File No. 861.00/3212
[Enclosure]
The Soviet Commissar for Foreign Affairs
(
Chicherin) to the Chief of the American Red Cross
Commission to Russia (
Wardwell)2
Moscow,
September 11,
1918.
Dear Sir: It is only because the body
which you represent is not a political organization that I can
find it compatible with my position not to repudiate offhand
your intervention as a misplaced interference in the affairs of
a foreign state, but to enter in the friendly spirit
corresponding to the character of your organization into a
discussion of the matter involved. You affirm that your
organization did not hesitate to condemn acts of barbarity on
the part of our adversaries. Where are these utterances of
condemnation? When and in what form did the American Red Cross
protest when the streets of Samara were filled with corpses of
young workers shot in batches by America’s allies, or when the
prisons of Omsk were filled with tens of thousands of the flower
of the working class and the best of them executed without
trial, or when just now in Novorossiisk the troops of England’s
mercenary Alexeev
murdered in cold blood 7,000 wounded who were left behind by our
retreating army, or when the Cossacks of the same Alexeev murdered without
distinction the young men of their own race in whom they see a
revolutionary vanguard? I would be very glad to learn what the
American Red Cross has done in order to publicly brand these
untold atrocities, the everyday work of our enemies, everywhere
practised by them upon our friends when they have the power to
do it. But are these the only atrocities around us? In a wider
field, at the present period when the oligarchs who are the
rulers of the world drench the earth with streams of blood,
cover it with heaps of corpses and whole armies of maimed and
fill the whole world with unspeakable sufferings, why do you
turn your indignation against those who, rising against this
whole system of violence, oppression and murder that bears as if
for the sake of mockery the name of civilization, those I repeat
who in their desperate struggle against the ruling system of the
present world are compelled by their very position in the
furnace of a civil war to strike the class foes with whom the
life and struggle is raging? And in a still wider field are not
the sacrifices still greater, still more innumerable, which are
exacted every day on the battlefield of labor by the ruling
system of exploitation which grinds youth and life force and
happiness of the multitude for the sake of the profits of the
few? How can I characterize the humanity of the American Red
Cross which is dumb to the system of everyday murder and turns
against those who have dared to rise against it and surrounded
by mortal enemies from all sides are compelled to strike?

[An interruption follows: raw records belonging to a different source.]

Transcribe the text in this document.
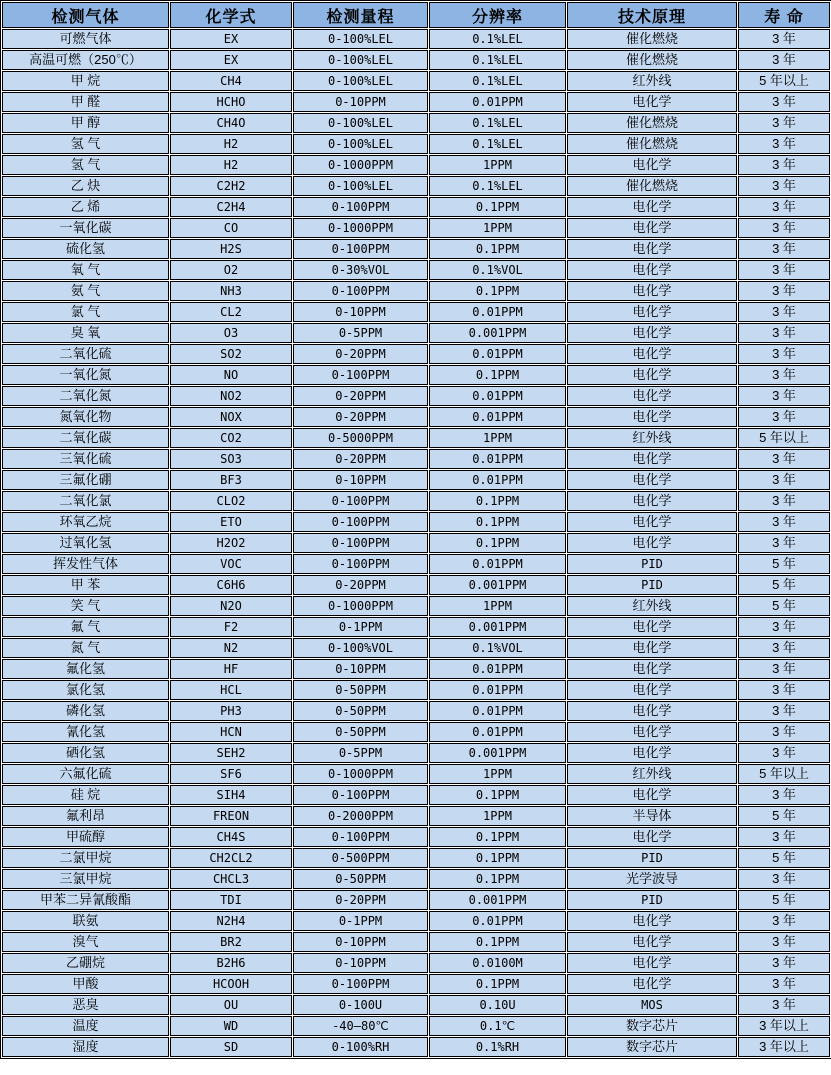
检测气体	化学式	检测量程	分辨率	技术原理	寿 命
可燃气体	EX	0-100%LEL	0.1%LEL	催化燃烧	3 年
高温可燃（250℃）	EX	0-100%LEL	0.1%LEL	催化燃烧	3 年
甲 烷	CH4	0-100%LEL	0.1%LEL	红外线	5 年以上
甲 醛	HCHO	0-10PPM	0.01PPM	电化学	3 年
甲 醇	CH4O	0-100%LEL	0.1%LEL	催化燃烧	3 年
氢 气	H2	0-100%LEL	0.1%LEL	催化燃烧	3 年
氢 气	H2	0-1000PPM	1PPM	电化学	3 年
乙 炔	C2H2	0-100%LEL	0.1%LEL	催化燃烧	3 年
乙 烯	C2H4	0-100PPM	0.1PPM	电化学	3 年
一氧化碳	CO	0-1000PPM	1PPM	电化学	3 年
硫化氢	H2S	0-100PPM	0.1PPM	电化学	3 年
氧 气	O2	0-30%VOL	0.1%VOL	电化学	3 年
氨 气	NH3	0-100PPM	0.1PPM	电化学	3 年
氯 气	CL2	0-10PPM	0.01PPM	电化学	3 年
臭 氧	O3	0-5PPM	0.001PPM	电化学	3 年
二氧化硫	SO2	0-20PPM	0.01PPM	电化学	3 年
一氧化氮	NO	0-100PPM	0.1PPM	电化学	3 年
二氧化氮	NO2	0-20PPM	0.01PPM	电化学	3 年
氮氧化物	NOX	0-20PPM	0.01PPM	电化学	3 年
二氧化碳	CO2	0-5000PPM	1PPM	红外线	5 年以上
三氧化硫	SO3	0-20PPM	0.01PPM	电化学	3 年
三氟化硼	BF3	0-10PPM	0.01PPM	电化学	3 年
二氧化氯	CLO2	0-100PPM	0.1PPM	电化学	3 年
环氧乙烷	ETO	0-100PPM	0.1PPM	电化学	3 年
过氧化氢	H2O2	0-100PPM	0.1PPM	电化学	3 年
挥发性气体	VOC	0-100PPM	0.01PPM	PID	5 年
甲 苯	C6H6	0-20PPM	0.001PPM	PID	5 年
笑 气	N2O	0-1000PPM	1PPM	红外线	5 年
氟 气	F2	0-1PPM	0.001PPM	电化学	3 年
氮 气	N2	0-100%VOL	0.1%VOL	电化学	3 年
氟化氢	HF	0-10PPM	0.01PPM	电化学	3 年
氯化氢	HCL	0-50PPM	0.01PPM	电化学	3 年
磷化氢	PH3	0-50PPM	0.01PPM	电化学	3 年
氰化氢	HCN	0-50PPM	0.01PPM	电化学	3 年
硒化氢	SEH2	0-5PPM	0.001PPM	电化学	3 年
六氟化硫	SF6	0-1000PPM	1PPM	红外线	5 年以上
硅 烷	SIH4	0-100PPM	0.1PPM	电化学	3 年
氟利昂	FREON	0-2000PPM	1PPM	半导体	5 年
甲硫醇	CH4S	0-100PPM	0.1PPM	电化学	3 年
二氯甲烷	CH2CL2	0-500PPM	0.1PPM	PID	5 年
三氯甲烷	CHCL3	0-50PPM	0.1PPM	光学波导	3 年
甲苯二异氰酸酯	TDI	0-20PPM	0.001PPM	PID	5 年
联氨	N2H4	0-1PPM	0.01PPM	电化学	3 年
溴气	BR2	0-10PPM	0.1PPM	电化学	3 年
乙硼烷	B2H6	0-10PPM	0.0100M	电化学	3 年
甲酸	HCOOH	0-100PPM	0.1PPM	电化学	3 年
恶臭	OU	0-100U	0.10U	MOS	3 年
温度	WD	-40—80℃	0.1℃	数字芯片	3 年以上
湿度	SD	0-100%RH	0.1%RH	数字芯片	3 年以上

Against these fighters who have thrust themselves into the fire
of battle for a whole new system of human society you are not
even able to be otherwise than unjust. Our adversaries are not
executed as you affirm for holding other political views than
ourselves, but for taking part in the most terrible
[Page 715]
of battles, in which
no weapon is left untouched against us, no crime is left aside
and no atrocities are considered too great when the power
belongs to them. Is it not known to you that by the decree of
September 3 the death sentences are applied only for distinct
crimes, and besides banditism and ordinary crimes, they are to
be applied for participation in the White Guard movement, that
is, the movement which helps to surround us everywhere with
death snares, which unceasingly attacks us with fire and sword
and every possible misfortune and wishes to prepare for us, if
only it had the power to do so, complete extermination? You
speak of execution of 500 persons in Petrograd as of one
particularly striking instance of acts of like character. As for
the number it is the only one. Among these 500, 200 were
executed on the ground of the decision of the local
organization, to whom they were very well known as most active
and dangerous counter-revolutionaries, and 300 had been selected
already some time ago as belonging to the vanguard of the
counterrevolutionary movement. In the passion of the struggle
tearing our whole people, do you not see the sufferings, untold
during generations, of all the unknown millions, who were dumb
during centuries and whose concentrated despair and rage have at
last burst into the open, passionately longing for a new life,
for the sake of which they have the whole existing fabric to
remove? In the great battles of mankind, hatred and fury are
even so unavoidable as in every battle and in every struggle. Do
you not see the beauties of the heroism of the working class,
trampled under the feet of everybody who were above them until
now, and now rising in fury and passionate devotion and
enthusiasm to recreate the whole world and the whole life of
mankind? Why are you blind to all this in the same way as you
are dumb to the system of atrocities against which this working
class has risen? It is only natural then if you are unjust
against those whom you lightheartedly condemn, if you distort
even the facts of the case, if you see wanton vengeance against
persons of other views there, where in reality there is the most
terrible, the most passionate, the most furious battle of one
world against the other, in which our enemies with deadly
weapons are lurking behind every street corner, and in which the
executions of which you speak, executions of real and deadly
enemies, are insignificant in comparison with the horrors which
these enemies try to prepare for us, and in comparison with the
immeasurable horrors of the whole system with which we are at
present at grips in a life and death struggle.